Some claim that breath cures all diseases and causes practitioners to have a long, healthy life. Many diseases are thought to be caused by disturbances within the pranic energy system in the body and mind. Pranayama – for example, nadi shodhana (alternate nostril breathing) with antar kumbhaka – helps bring the energy system into harmony. Therefore, effective practice of a kumbhaka (like kevala kumbhaka) in conjunction with pranayama is believed to help prevent and treat a wide variety of diseases, from skin disorders to diabetes. If you are able to hold your breath longer, you become healthy from inside. In addition, there are specific Pranayamas like Nadi Shodhana (alternate nostril breathing) and Ujjayi breathing (Oceaning breathing) to prevent any lung infection.
There are multiple other health benefits associated with breath hold, some of them being
- Increasing in lifespan by preserving life of stem cells : Breath training places a lot of emphasis on breath control and this has an effect of creating a steady heartbeat. Controlling your breath and heartbeat allows control of the nervous system and the emotion center of the brain.
- Increasing the resistance to infection : Through controlled breathing and guided mental focus training your breath allows the body to experience a ‘healing state’, decreasing your breathing to 1-5 cycles/minute with complete comfort.
- Regeneration of new tissue in the brain which helps reduce the chance of Alzheimer’s disease : Breath training activates a reflex within the body known as the ‘mammalian diving reflex’. This creates a physical change which decreases oxygen consumption through reduced heart rate. Over time once this reflex has been activated you will find it being one of your best assets to extend your breath whenever the need arises. Many respiratory related diseases, viruses and bacteria, even the likes of cancer do not survive in a highly oxygenated body, so your susceptibility to them taking hold can be dramatically reduced.
- Increase your cardio strength: Breath Training can change the thickness of the Diaphragm. This means you will have a better ability of breath control when under any stress.

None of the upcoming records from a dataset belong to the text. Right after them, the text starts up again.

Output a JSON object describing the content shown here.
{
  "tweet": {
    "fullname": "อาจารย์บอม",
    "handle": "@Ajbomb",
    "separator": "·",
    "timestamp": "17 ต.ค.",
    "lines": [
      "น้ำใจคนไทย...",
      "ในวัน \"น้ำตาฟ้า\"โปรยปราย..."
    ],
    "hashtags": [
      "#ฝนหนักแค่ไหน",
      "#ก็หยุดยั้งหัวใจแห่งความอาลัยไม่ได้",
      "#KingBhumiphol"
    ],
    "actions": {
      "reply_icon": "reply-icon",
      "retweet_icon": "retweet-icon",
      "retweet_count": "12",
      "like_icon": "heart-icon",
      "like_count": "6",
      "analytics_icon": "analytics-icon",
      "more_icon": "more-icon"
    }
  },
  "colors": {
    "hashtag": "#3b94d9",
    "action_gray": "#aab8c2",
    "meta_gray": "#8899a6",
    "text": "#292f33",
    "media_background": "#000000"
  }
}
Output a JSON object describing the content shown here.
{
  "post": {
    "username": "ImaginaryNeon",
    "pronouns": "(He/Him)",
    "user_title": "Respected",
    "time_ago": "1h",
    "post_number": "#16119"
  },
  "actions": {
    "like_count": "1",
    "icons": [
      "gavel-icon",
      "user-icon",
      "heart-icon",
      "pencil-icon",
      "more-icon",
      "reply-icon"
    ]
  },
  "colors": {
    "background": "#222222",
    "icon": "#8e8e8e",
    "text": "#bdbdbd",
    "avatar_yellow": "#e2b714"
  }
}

- Decrease Stress : This significantly reduces cognitive processes, potentially resulting in anxiety and unclear thinking, ineffective memory recall, disruptive behaviour and a gradual decline in hormonal balance. B.E.T teaches the most effective ‘natural’ way to deal with stress.
The breath hold can be extended further by breathing faster (hyperventilation) immediately beforehand. Hyperventilation has little effect on the oxygen content of the body but blows off carbon dioxide so that you start with a higher cerebrospinal fluid pH. Hyperventilation does not alter the rates of oxygen consumption and carbon dioxide production, but the lower initial carbon dioxide content means that the hypoxic stimulus triggers respiration before the pH of the cerebrospinal fluid falls enough to do so. It may be possible to hold a breath for over 5 minutes by hyperventilation on 100% oxygen. The hyperventilation reduces the body’s carbon dioxide content but does not affect oxygen content much, but the Fio2 of 100 kPa considerably increases the total oxygen content.